02/2023 – Kaffeedate?

Tagebuchgeschichten

Am Donnerstag arbeite ich von 8 bis 18 Uhr mit einer halben Stunde Mittagspause dazwischen. Dann geht es nach Hause, etwas essen und kurz frisch machen. Dann ins Theater – ausnahmsweise mal als Freizeitvergnügen und nicht als Pflicht.

Am Freitag muss ich nicht arbeiten, aber dennoch früh aufstehen, zwei Stunden Fahrt mit Auto und Bahn, um eine Stunde ein Gespräch über eine potentielle berufliche Zukunft zu führen. Dann den selben Weg wieder zurück. Abends ein bisschen Me-Time eingeschoben und samstags wieder auf die Arbeit für einen halben Tag. Familien, zu laute Kinder, ständig springen. Und nebenbei aufpassen, dass ich mich beim Wechselgeld nicht verrechne.

Um 12 Uhr lese ich die Nachricht auf meinem Handy: „Ich treff mich später mit R. auf einen Kaffee, magst du dazu kommen, wenn du frei hast?“ Ja, liebend gerne. Aber ich kann nicht. Bin einfach durch.

Es ist nicht so, dass ich die letzten Tage besonders stressig fand oder ich irgendetwas davon absolut ungern gemacht hätte, im Gegenteil. Die meisten Aktivitäten beruhten schließlich auf Freiwilligkeit. Irgendwann ist bloß einfach der Akku leer. Deswegen lautet die ehrlich Antwort: Ja, ich würde liebend gerne dazukommen, aber ich kann einfach nicht. Ich kann nicht mehr socialisen, wenigstens nicht mehr dieses Wochenende. Mein Bedürfnis ist es, nach der Arbeit in meine Sportsachen zu springen und ein paar Gewichte zu heben.

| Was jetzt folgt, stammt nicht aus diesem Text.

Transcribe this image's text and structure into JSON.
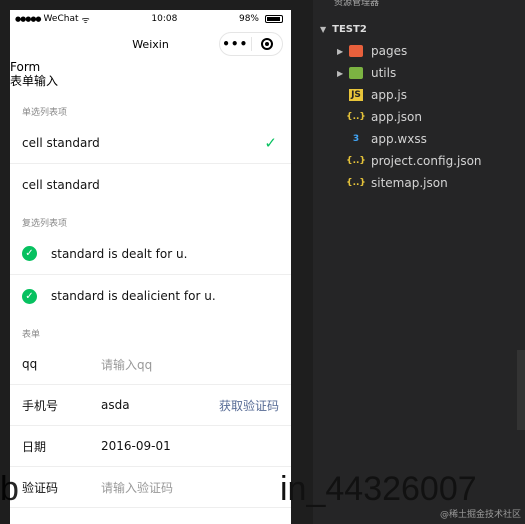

So ist das mit dem Introvertiert-Sein. Und ich bin so dankbar, dass ich das inzwischen gelernt und verinnerlicht habe. Noch vor wenigen Jahren hätte ich ohne zu Zögern zugesagt auf so eine spontane Einladung – aus Angst davor, jemanden vor den Kopf zu stoßen und/oder etwas zu verpassen. Ich hätte das mit Bauchschmerzen getan, weil ich schon gewusst hätte, dass etwas in mir sich gegen diese Zusage sträubt, aber ich hätte es nicht richtig einordnen können.

Noch vor wenigen Jahren hätte ich ohne zu Zögen zugesagt, weil ich meine eigenen Bedürfnisse nicht nur immer hinten angestellt habe, sondern sie oft auch gar nicht klar und deutlich erkennen und benennen konnte.

Ich bin so dankbar für dieses Learning und die Entwicklung, die ich gemacht habe. Und dafür, dass ich mich heute mit Menschen umgebe, die Verständnis dafür haben. Denn letztendlich läuft so ein Kaffee mit lieben Menschen ja nicht davon.